Always or Almost Always Anticompetitive? The Global Antitrust Institute’s Comment on the FTC’s Proposed Rule Banning Non-Compete Clauses in Employment Contracts
- Author(s):
- Alexander Raskovich, Bruce Kobayashi, Tad Lipsky, Joshua Wright, John M. Yun
- Posted:
- 4-2023
- Law & Economics #:
- 23-08
- Availability:
- Full text (most recent) on SSRN
ABSTRACT:
The Global Antitrust Institute ("GAI") submits this comment to the U.S. Federal Trade Commission ("FTC") on the FTC's Notice of Proposed Rulemaking ("NPRM") on noncompete agreements ("NCAs") in employment contracts, which promulgates a Non-Compete Clause Rule that would ban virtually all NCAs.
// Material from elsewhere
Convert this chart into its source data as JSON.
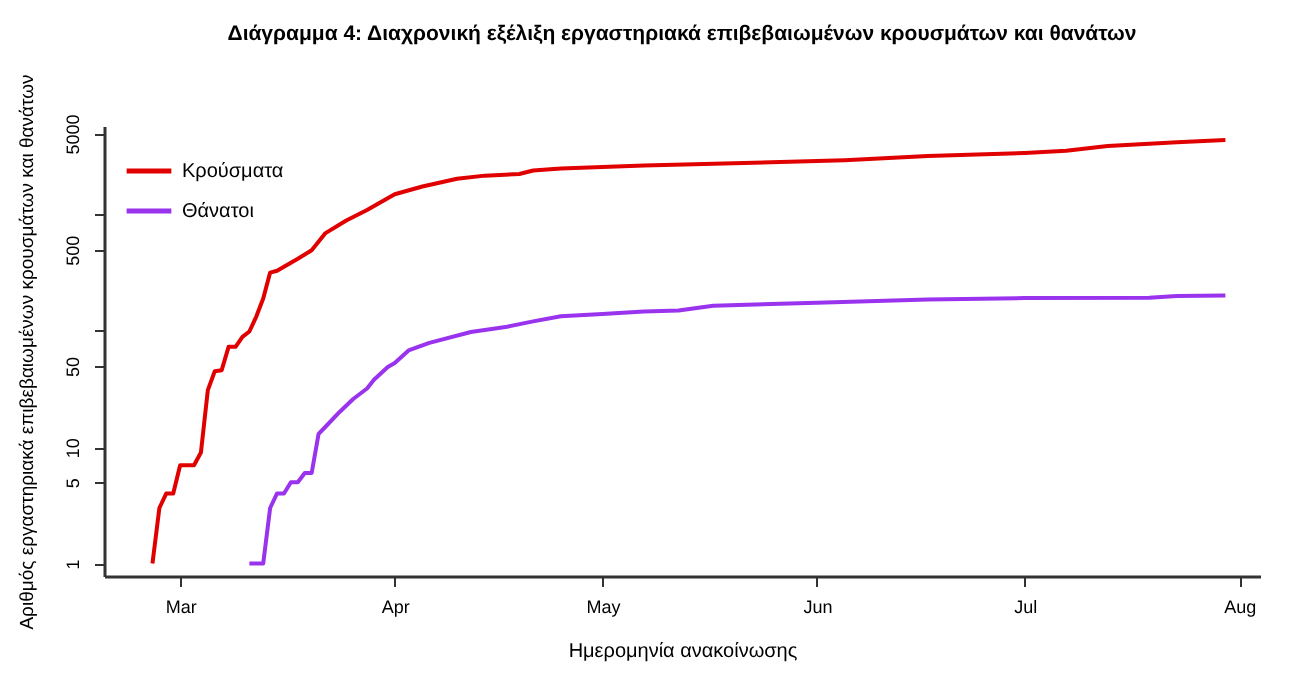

There is no reliable support in either economic theory or empirics for the proposed categorical ban on NCAs-even if such a ban were limited to NCAs involving low-wage workers. The theories and evidence for NCA effects fall far short of meeting the Supreme Court's standard that a practice be "always or almost always" anticompetitive to merit per se treatment. Applying the more flexible rule of reason approach to the facts of particular cases-as is appropriate for vertical restraints such as NCAs-is more likely to deliver benefits to both workers and consumers, on net and in the aggregate. The NPRM's preliminary computations of the potential benefits of a ban to the contrary are deeply flawed, relying on a problematic out-of-sample forecast based on estimates from a single empirical study. Importantly, any sweeping ban on NCAs would likely have unintended consequences, hurting both workers and consumers.